By Neil Harrison
Photography by Natalie Carragher.
If you’ve been keeping up with the media coverage of Saturday’s ‘No More Austerity’ demonstration in London over the past couple of days, congratulations! You are officially better than the BBC. However, you may still be labouring under a few misapprehensions. That mental picture you have of Russell Brand leading a 50,000-strong crowd through the streets of the capital like some hirsute Pied Piper, for instance. It’s just wrong.
True, the comedian’s brief (and late) cameo had its desired effect. Where Brand strides, headlines will surely follow and his appearance guaranteed the kind of mainstream press attention the People’s Assembly has been sorely lacking for its excellent work over the past year. As easy, and enjoyable, as the Sunday papers find it to sneer at Brand’s ‘revolutionary’ schtick, therefore, it must be said that by doing so, they are kind of swallowing the bait.
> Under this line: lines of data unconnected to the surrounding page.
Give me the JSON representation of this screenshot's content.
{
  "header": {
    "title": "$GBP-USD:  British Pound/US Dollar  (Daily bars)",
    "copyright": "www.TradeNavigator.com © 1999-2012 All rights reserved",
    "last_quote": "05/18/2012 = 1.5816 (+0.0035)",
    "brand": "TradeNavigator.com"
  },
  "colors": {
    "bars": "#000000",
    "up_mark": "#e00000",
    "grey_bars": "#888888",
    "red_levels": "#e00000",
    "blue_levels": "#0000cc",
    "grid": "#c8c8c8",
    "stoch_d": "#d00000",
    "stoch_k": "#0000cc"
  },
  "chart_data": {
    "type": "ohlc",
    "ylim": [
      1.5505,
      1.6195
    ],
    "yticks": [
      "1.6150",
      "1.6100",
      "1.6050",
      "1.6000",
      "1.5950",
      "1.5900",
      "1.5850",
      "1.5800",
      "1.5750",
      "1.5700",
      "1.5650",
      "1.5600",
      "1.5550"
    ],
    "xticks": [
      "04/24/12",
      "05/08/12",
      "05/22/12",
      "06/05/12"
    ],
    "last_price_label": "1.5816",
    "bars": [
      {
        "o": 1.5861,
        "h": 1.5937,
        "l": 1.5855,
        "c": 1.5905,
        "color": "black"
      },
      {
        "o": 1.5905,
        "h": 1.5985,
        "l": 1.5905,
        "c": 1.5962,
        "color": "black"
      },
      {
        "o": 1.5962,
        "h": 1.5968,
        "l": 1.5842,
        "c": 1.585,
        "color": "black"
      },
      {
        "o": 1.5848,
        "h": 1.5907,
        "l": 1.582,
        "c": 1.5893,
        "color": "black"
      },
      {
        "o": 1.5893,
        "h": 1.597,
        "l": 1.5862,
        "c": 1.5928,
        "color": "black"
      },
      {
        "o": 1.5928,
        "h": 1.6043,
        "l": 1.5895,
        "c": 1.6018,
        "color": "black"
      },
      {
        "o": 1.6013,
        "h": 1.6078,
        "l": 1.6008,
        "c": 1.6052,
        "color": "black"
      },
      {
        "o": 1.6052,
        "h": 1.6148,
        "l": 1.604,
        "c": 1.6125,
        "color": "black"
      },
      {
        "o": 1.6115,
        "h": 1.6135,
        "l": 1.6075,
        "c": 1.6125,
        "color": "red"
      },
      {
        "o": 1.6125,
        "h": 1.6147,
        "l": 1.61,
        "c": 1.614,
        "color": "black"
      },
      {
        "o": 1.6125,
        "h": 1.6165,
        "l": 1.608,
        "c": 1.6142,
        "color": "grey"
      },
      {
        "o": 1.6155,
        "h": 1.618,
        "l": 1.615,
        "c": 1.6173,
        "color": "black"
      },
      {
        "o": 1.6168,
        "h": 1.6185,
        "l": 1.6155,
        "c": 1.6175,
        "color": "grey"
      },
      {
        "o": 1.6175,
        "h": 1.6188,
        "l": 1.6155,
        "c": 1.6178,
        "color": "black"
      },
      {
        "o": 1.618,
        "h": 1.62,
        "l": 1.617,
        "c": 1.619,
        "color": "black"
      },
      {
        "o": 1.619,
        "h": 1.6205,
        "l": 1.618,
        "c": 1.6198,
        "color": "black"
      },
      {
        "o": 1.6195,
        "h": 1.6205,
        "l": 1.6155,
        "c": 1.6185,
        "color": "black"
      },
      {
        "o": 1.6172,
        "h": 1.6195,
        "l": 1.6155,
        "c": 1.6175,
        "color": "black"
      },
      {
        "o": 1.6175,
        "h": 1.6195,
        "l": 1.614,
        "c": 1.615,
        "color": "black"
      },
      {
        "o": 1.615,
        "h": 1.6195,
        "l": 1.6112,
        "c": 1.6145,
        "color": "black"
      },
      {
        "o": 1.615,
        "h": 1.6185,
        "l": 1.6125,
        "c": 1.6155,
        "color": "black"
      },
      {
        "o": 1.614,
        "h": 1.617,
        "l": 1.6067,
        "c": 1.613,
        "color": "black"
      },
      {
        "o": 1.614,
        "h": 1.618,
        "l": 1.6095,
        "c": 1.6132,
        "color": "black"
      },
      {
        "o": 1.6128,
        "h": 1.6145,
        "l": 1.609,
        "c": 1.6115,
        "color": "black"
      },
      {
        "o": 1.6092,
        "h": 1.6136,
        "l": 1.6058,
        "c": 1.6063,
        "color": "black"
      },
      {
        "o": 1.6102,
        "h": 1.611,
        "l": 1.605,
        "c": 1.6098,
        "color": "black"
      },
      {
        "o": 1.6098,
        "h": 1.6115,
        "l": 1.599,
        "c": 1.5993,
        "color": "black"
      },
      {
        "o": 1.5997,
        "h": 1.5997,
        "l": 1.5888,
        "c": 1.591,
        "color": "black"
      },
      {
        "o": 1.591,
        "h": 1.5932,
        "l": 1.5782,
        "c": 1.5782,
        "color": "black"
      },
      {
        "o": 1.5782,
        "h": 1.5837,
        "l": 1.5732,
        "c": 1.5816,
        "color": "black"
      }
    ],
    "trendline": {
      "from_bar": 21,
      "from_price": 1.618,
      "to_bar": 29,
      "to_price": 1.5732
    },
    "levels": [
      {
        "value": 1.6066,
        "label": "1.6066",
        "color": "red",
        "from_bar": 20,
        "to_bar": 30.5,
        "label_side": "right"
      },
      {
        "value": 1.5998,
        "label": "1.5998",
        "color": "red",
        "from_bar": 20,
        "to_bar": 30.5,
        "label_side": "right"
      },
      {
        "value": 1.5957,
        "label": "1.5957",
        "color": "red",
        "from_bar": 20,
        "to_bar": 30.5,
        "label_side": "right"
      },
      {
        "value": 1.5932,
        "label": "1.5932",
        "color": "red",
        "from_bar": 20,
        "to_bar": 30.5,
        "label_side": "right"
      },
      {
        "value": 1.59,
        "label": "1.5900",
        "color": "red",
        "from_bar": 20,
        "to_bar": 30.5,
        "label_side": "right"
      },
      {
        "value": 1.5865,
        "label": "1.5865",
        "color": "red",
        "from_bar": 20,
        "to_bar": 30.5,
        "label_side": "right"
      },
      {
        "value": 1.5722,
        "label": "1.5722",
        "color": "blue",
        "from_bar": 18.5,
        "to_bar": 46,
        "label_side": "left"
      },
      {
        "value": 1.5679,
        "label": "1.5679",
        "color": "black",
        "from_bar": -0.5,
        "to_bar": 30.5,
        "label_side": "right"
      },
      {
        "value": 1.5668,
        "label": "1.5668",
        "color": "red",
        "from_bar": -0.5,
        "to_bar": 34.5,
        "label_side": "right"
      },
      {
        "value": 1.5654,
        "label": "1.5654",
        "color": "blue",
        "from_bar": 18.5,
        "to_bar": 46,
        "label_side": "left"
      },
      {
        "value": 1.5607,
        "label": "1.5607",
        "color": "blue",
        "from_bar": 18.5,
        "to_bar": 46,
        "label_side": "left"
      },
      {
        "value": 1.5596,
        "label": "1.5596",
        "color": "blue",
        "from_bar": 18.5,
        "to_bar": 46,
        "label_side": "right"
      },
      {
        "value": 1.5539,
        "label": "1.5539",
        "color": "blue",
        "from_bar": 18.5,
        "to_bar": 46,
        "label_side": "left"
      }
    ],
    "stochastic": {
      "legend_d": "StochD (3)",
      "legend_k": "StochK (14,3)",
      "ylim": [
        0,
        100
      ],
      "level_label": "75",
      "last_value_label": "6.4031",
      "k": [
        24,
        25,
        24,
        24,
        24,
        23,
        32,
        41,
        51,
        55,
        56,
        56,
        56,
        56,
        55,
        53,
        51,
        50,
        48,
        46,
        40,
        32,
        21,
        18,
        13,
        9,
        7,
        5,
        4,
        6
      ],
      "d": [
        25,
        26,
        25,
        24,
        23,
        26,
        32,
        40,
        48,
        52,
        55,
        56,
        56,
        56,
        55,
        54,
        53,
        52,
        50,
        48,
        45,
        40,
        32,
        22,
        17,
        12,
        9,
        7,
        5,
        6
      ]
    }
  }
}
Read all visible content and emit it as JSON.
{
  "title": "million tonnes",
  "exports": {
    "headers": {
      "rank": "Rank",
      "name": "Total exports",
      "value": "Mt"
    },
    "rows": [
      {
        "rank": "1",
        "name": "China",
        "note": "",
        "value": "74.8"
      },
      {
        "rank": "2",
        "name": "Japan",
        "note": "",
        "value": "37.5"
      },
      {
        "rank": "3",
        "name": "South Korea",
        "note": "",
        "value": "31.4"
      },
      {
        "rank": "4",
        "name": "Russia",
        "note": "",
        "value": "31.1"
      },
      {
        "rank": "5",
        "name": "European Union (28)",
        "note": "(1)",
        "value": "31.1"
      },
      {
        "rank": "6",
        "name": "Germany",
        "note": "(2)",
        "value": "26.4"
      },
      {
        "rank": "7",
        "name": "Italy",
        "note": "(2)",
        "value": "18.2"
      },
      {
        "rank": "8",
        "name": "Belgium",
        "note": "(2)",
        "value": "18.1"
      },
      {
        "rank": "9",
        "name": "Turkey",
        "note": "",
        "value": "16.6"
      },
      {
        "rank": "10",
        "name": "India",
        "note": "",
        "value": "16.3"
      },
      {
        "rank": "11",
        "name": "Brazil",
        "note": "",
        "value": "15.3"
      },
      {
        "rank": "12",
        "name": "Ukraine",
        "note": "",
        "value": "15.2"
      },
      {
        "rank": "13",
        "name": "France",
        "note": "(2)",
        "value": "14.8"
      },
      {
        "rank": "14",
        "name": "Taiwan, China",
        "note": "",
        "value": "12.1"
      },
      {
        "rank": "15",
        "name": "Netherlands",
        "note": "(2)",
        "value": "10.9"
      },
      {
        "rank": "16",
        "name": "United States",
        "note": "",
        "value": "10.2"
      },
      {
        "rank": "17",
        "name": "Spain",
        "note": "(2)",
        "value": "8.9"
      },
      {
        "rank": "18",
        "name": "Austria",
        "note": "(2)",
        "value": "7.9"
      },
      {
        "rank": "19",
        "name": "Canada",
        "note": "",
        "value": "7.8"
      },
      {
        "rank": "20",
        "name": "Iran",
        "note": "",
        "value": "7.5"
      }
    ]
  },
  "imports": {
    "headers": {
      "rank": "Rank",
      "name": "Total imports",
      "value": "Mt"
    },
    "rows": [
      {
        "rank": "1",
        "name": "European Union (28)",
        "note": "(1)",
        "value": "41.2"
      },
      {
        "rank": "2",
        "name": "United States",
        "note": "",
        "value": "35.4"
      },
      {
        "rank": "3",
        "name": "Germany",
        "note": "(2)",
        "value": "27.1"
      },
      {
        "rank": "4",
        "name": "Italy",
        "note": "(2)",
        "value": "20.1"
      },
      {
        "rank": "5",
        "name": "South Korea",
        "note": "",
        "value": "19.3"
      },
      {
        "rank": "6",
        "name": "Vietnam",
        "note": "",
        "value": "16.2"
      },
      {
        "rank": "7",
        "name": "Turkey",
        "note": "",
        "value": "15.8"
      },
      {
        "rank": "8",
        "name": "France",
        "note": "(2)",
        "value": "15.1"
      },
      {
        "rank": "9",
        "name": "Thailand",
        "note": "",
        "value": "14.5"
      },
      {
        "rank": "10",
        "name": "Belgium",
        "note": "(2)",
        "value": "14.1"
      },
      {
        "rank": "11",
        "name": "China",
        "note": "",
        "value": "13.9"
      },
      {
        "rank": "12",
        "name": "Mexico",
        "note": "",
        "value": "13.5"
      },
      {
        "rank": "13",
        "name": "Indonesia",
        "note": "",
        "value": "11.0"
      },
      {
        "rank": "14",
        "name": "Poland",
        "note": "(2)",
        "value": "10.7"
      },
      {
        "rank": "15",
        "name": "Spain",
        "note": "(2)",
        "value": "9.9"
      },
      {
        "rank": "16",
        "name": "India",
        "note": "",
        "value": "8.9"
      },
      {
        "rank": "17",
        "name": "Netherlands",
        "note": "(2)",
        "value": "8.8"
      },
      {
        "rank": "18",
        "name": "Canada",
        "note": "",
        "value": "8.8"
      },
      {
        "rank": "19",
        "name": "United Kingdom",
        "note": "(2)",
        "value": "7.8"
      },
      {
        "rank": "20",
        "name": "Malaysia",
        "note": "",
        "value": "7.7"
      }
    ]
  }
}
What most of us 50,000 non-celebs saw at Saturday’s demo was this: An impassioned defense of the welfare state. A call for an end to social division and injustice. Mass support for proposed strike action (one possible strike will potentially involve 1.5 million workers on 10th July. The media has widely failed to report this. But, then again, Russell did take his top off).
There were many speeches, of course, from union leaders, MPs, campaigners and a few other notable faces. Some were genuinely rousing – particular highlights were provided by People’s Assembly veterans Owen Jones and John Rees, as well as by Jeremy Corbyn MP and members of the Fire Brigades Union (“We rescue people, not banks!”). Other speeches proved tedious at times under the hot sun, as organisers awaited the arrival of their big name. But the mood of the crowd remained in high spirits until well after Russell Brand had said goodbye and the press had got their photographs.
The heat added to the carnival atmosphere. People of all ages, from all backgrounds, diverse in every sense but united in their purpose, filled the streets of Westminster and beyond to demand ‘No More Austerity.’ 50,000 of them. That was the story.